External LLM Server Integration

ComfyUI itself is an "engine for connecting generation workflows for images, video, and more" — it has no built-in capability to run LLMs.

So the idea is to delegate LLM work to a separate inference engine (server), while ComfyUI only handles "sending requests and receiving results."

Why separate the processing?

Custom nodes that run entirely within ComfyUI do exist, but LLM environments carry heavy dependencies, and certain combinations can prevent ComfyUI from starting at all. Keeping them separate means you won't pollute ComfyUI's environment.
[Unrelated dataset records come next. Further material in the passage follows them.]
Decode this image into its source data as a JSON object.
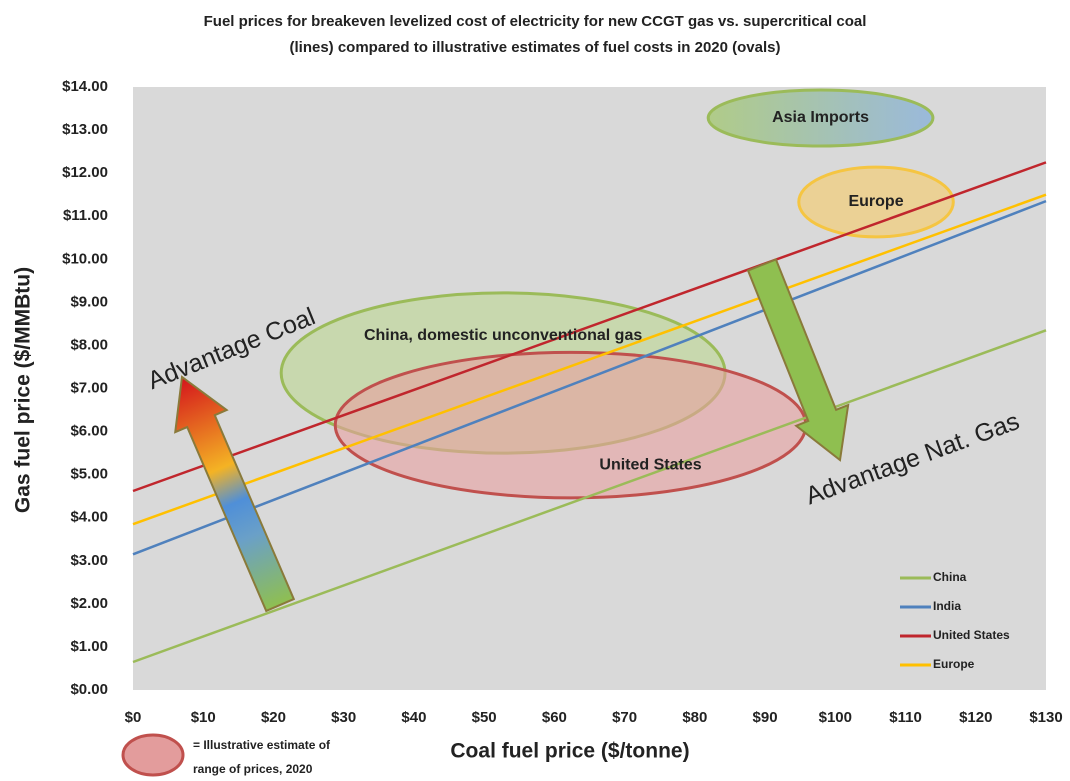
{
  "chart_data": {
    "type": "line",
    "title": [
      "Fuel prices for breakeven levelized cost of electricity for new CCGT gas vs. supercritical coal",
      "(lines) compared to illustrative estimates of fuel costs in 2020 (ovals)"
    ],
    "xlabel": "Coal fuel price ($/tonne)",
    "ylabel": "Gas fuel price ($/MMBtu)",
    "x": [
      0,
      130
    ],
    "series": [
      {
        "name": "China",
        "color": "#9bbb59",
        "values": [
          0.65,
          8.35
        ]
      },
      {
        "name": "India",
        "color": "#4f81bd",
        "values": [
          3.15,
          11.35
        ]
      },
      {
        "name": "United States",
        "color": "#c0262d",
        "values": [
          4.62,
          12.25
        ]
      },
      {
        "name": "Europe",
        "color": "#ffc000",
        "values": [
          3.85,
          11.5
        ]
      }
    ],
    "ovals": [
      {
        "label": "China, domestic unconventional gas",
        "cx": 52.7,
        "cy": 7.36,
        "rx": 31.6,
        "ry": 1.86,
        "color": "#9bbb59"
      },
      {
        "label": "United States",
        "cx": 62.3,
        "cy": 6.15,
        "rx": 33.5,
        "ry": 1.69,
        "color": "#c0504d"
      },
      {
        "label": "Asia Imports",
        "cx": 97.9,
        "cy": 13.28,
        "rx": 16,
        "ry": 0.65,
        "color": "#9bbb59"
      },
      {
        "label": "Europe",
        "cx": 105.8,
        "cy": 11.33,
        "rx": 11,
        "ry": 0.81,
        "color": "#f5c542"
      }
    ],
    "annotations": [
      "Advantage Coal",
      "Advantage Nat. Gas"
    ],
    "note": [
      "= Illustrative estimate of",
      "range of  prices, 2020"
    ],
    "xlim": [
      0,
      130
    ],
    "ylim": [
      0,
      14
    ],
    "xticks": [
      {
        "value": 0,
        "label": "$0"
      },
      {
        "value": 10,
        "label": "$10"
      },
      {
        "value": 20,
        "label": "$20"
      },
      {
        "value": 30,
        "label": "$30"
      },
      {
        "value": 40,
        "label": "$40"
      },
      {
        "value": 50,
        "label": "$50"
      },
      {
        "value": 60,
        "label": "$60"
      },
      {
        "value": 70,
        "label": "$70"
      },
      {
        "value": 80,
        "label": "$80"
      },
      {
        "value": 90,
        "label": "$90"
      },
      {
        "value": 100,
        "label": "$100"
      },
      {
        "value": 110,
        "label": "$110"
      },
      {
        "value": 120,
        "label": "$120"
      },
      {
        "value": 130,
        "label": "$130"
      }
    ],
    "yticks": [
      {
        "value": 0,
        "label": "$0.00"
      },
      {
        "value": 1,
        "label": "$1.00"
      },
      {
        "value": 2,
        "label": "$2.00"
      },
      {
        "value": 3,
        "label": "$3.00"
      },
      {
        "value": 4,
        "label": "$4.00"
      },
      {
        "value": 5,
        "label": "$5.00"
      },
      {
        "value": 6,
        "label": "$6.00"
      },
      {
        "value": 7,
        "label": "$7.00"
      },
      {
        "value": 8,
        "label": "$8.00"
      },
      {
        "value": 9,
        "label": "$9.00"
      },
      {
        "value": 10,
        "label": "$10.00"
      },
      {
        "value": 11,
        "label": "$11.00"
      },
      {
        "value": 12,
        "label": "$12.00"
      },
      {
        "value": 13,
        "label": "$13.00"
      },
      {
        "value": 14,
        "label": "$14.00"
      }
    ],
    "legend": "lower right"
  }
}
Also, tools built specifically for LLMs tend to support the latest models faster and are generally more stable. If you have multiple powerful PCs, you can even offload processing to a separate machine.


How to connect

There are several ways to integrate, but the most convenient option right now is the OpenAI API-compatible format.

Despite the "OpenAI" name, it's widely used as a common HTTP API format for chat-based LLMs. Ollama also provides this compatible API, so using an OpenAI-compatible node on the ComfyUI side is the quickest approach.


Setting up Ollama

We'll use Ollama, a simple and easy-to-use open-source inference engine.

Installation

Download the installer from the official site and run it.

After installation, Ollama runs as a background service. If you see the icon in the system tray, you're ready to go.

Downloading a model

Find the model you want to use. You can search for supported models at Ollama Search.

For this guide, we'll use qwen3-vl:8b — a lightweight but capable model that also supports image input.

Open a terminal and run:

ollama run qwen3-vl:8b

Other locally useful models:

  • gemma3 : Developed by Google. Usable for similar purposes as Qwen3 VL
  • gpt-oss:20b : OpenAI's open-weight model. Text-only, but very powerful
  • ◯◯-Abliterated : Even open-weight models typically include censorship (not just NSFW). Models with this alignment removed carry this kind of name

Running from ComfyUI

Install a custom node to access Ollama from ComfyUI.

Custom Node

We'll use a node that can send requests in OpenAI API-compatible format. Any will do, but let's go with the simplest one here.

Minimal chat

OpenAI_API_Chat.json
  • base_url : http://localhost:11434/v1 (Ollama's default address)
  • api_key : Not required for Ollama.
  • model : Enter the model name you downloaded (e.g., qwen3-vl:8b)
  • system_prompt : Optional

Type your message in the input field at the top of the node and hit ▷Run.

Continuing a conversation

This node has no internal "memory." To continue a conversation, connect the History output of the previous node to the History input of the next node — this sends the past log along with each new request.

OpenAI_API_Chat-History.json
  • 🟨 Connect History from the previous node to History on the next node

Image input

If you're using an MLLM like Qwen3 VL that understands images, you can feed in an image and ask questions about it.

OpenAI_API_Chat-multi_images.json
  • Connect your image(s) to image(s)
  • 🟦 To input multiple images, concatenate them with Batch Images first

Prompt generation → Image generation

Let's put it to use: have the model generate a prompt from an input image, then use that prompt to generate a similar image.

OpenAI_API_Chat-image2prompt.json
  • Use the system prompt to specify an output format like "output a ready-to-use image generation prompt."
  • Then just connect the output to CLIP Text Encode.